Il fashionista in recupero Alec Leach lo capisce. L'ex redattore di streetwear ha lasciato quel gioco e recentemente ha scritto il libro senza fronzoli Il mondo va a fuoco ma continuiamo a comprare scarpe. Il principale punto di riferimento di Leach per quanto riguarda la moda sostenibile? “Chiediti cosa vuoi veramente dai tuoi vestiti.”

Potrebbe essere un senso di appartenenza, il brivido del nuovo, espressione di status, una vetrina di creatività: l'amore per la moda non deve essere patologico. E per alcuni gruppi, comprese le donne e le persone non conformi al genere, le aspettative sull'aspetto possono essere fortemente collegate alla sicurezza, al benessere e al successo.

Ma riconoscere che l'acquisto di vestiti sta tentando di riempire un vuoto è un passo verso la possibilità di grattare quel prurito in modi più duraturi. Secondo Oxfam, l'entusiasmo per l'acquisto di un nuovo capo d'abbigliamento dura poco quattro indossa in media nel Regno Unito. Potrebbe sembrare insopportabilmente goody-two-shoes, ma far durare più a lungo una camicia attraverso il ricamo o l'abbinamento in diverse combinazioni potrebbe aiutare ad estendere il suo interesse.

Naturalmente, mentre i consumi sono il motore che spinge le emissioni dispendiose della moda, la politica è la principale leva del cambiamento. Per evitare che tutta la responsabilità venga scaricata sui consumatori, Leach osserva che i marchi devono essere responsabili della catena di approvvigionamento e dello smaltimento. L'UE ha integrato questo nella sua proposta Strategia per il tessile sostenibile e circolare.

La Francia è stata un leader sul fronte legale. Ecco, è illegale distruggere tessuti invenduti, come parte di un regime giuridico per aumentare la responsabilità dei produttori per l'intero ciclo di vita dei loro prodotti, piuttosto che solo fino al momento in cui viene effettuato l'acquisto. Ciò contribuisce alle emissioni legate alla moda relativamente basse della Francia, rispetto ad altri paesi ricchi. Altri paesi europei hanno leggi simili in corso. Il prossimo passo sarebbe affrontare la sovrapproduzione e il consumo eccessivo, non solo la vita utile.

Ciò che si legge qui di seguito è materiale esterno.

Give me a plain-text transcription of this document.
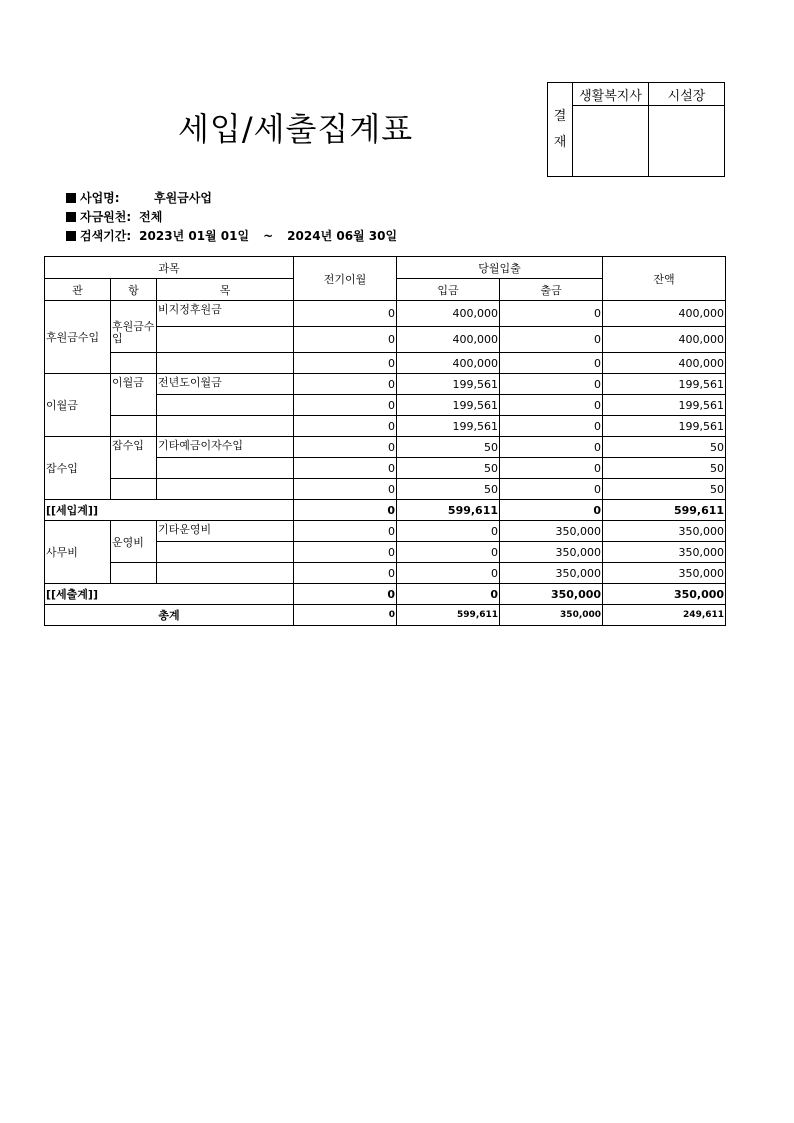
세입/세출집계표	결
재	생활복지사	시설장

사업명:	후원금사업
자금원천: 전체
검색기간: 2023년 01월 01일 ~ 2024년 06월 30일
과목			전기이월	당월입출		잔액
관	항	목		입금	출금	
후원금수입	후원금수입	비지정후원금	0	400,000	0	400,000
			0	400,000	0	400,000
			0	400,000	0	400,000
이월금	이월금	전년도이월금	0	199,561	0	199,561
			0	199,561	0	199,561
			0	199,561	0	199,561
잡수입	잡수입	기타예금이자수입	0	50	0	50
			0	50	0	50
			0	50	0	50
[[세입계]]			0	599,611	0	599,611
사무비	운영비	기타운영비	0	0	350,000	350,000
			0	0	350,000	350,000
			0	0	350,000	350,000
[[세출계]]			0	0	350,000	350,000
총계			0	599,611	350,000	249,611
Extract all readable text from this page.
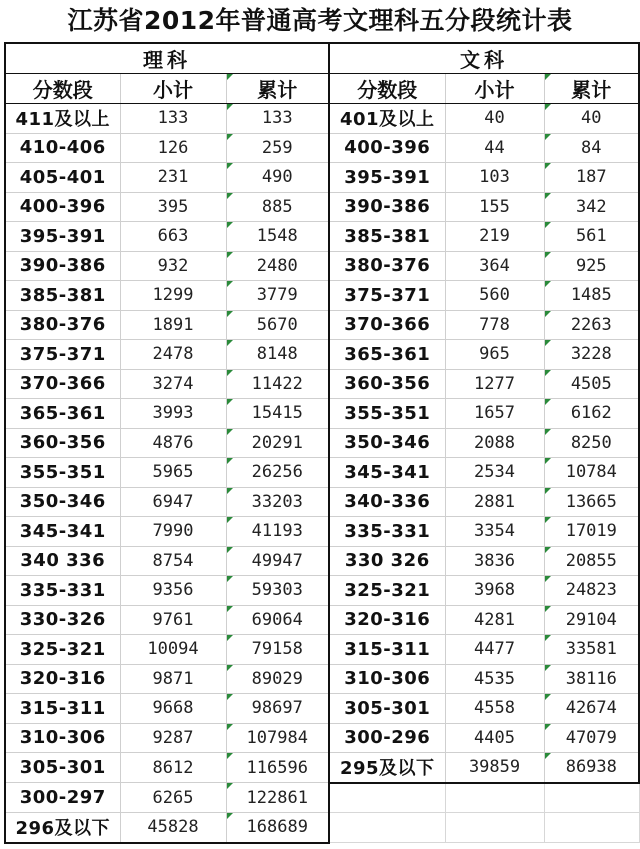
江苏省2012年普通高考文理科五分段统计表
理科			文科		
分数段	小计	累计	分数段	小计	累计
411及以上	133	133	401及以上	40	40
410-406	126	259	400-396	44	84
405-401	231	490	395-391	103	187
400-396	395	885	390-386	155	342
395-391	663	1548	385-381	219	561
390-386	932	2480	380-376	364	925
385-381	1299	3779	375-371	560	1485
380-376	1891	5670	370-366	778	2263
375-371	2478	8148	365-361	965	3228
370-366	3274	11422	360-356	1277	4505
365-361	3993	15415	355-351	1657	6162
360-356	4876	20291	350-346	2088	8250
355-351	5965	26256	345-341	2534	10784
350-346	6947	33203	340-336	2881	13665
345-341	7990	41193	335-331	3354	17019
340 336	8754	49947	330 326	3836	20855
335-331	9356	59303	325-321	3968	24823
330-326	9761	69064	320-316	4281	29104
325-321	10094	79158	315-311	4477	33581
320-316	9871	89029	310-306	4535	38116
315-311	9668	98697	305-301	4558	42674
310-306	9287	107984	300-296	4405	47079
305-301	8612	116596	295及以下	39859	86938
300-297	6265	122861			
296及以下	45828	168689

Senza normative generali, alcune aziende hanno adottato misure per autocontrollarsi. Un sito di shopping ha gli acquisti dei clienti limitati a 12 all'anno, ad esempio, mentre un'azienda di design impedisce l'eccesso di scorte limitare i cicli di produzione. Ma questi schemi individuali non possono compensare la mancanza di una più ampia supervisione governativa, anche sul greenwashing che imperversa nel mondo della moda.

Akenji crede che una sorta di razionamento o quota della moda sia inevitabile. Sebbene questa possa sembrare una prospettiva allarmante, afferma che "il razionamento ha davvero un ampio spettro di possibilità", inclusa la responsabilità sia del produttore che del consumatore. Ad esempio, i governi potrebbero razionare il numero di risorse assegnate ai produttori o la quantità di inquinamento che possono generare nel ciclo produttivo. Potrebbero limitare il numero di lanci di nuovi prodotti da parte delle aziende di design o imporre tasse sugli acquisti frequenti di abbigliamento.

C'è chiaramente molto spazio per reinventare il ruolo che la moda gioca nelle nostre vite. Questo è un degno obiettivo per la creatività e l'ingegnosità che animano tanti amanti della moda.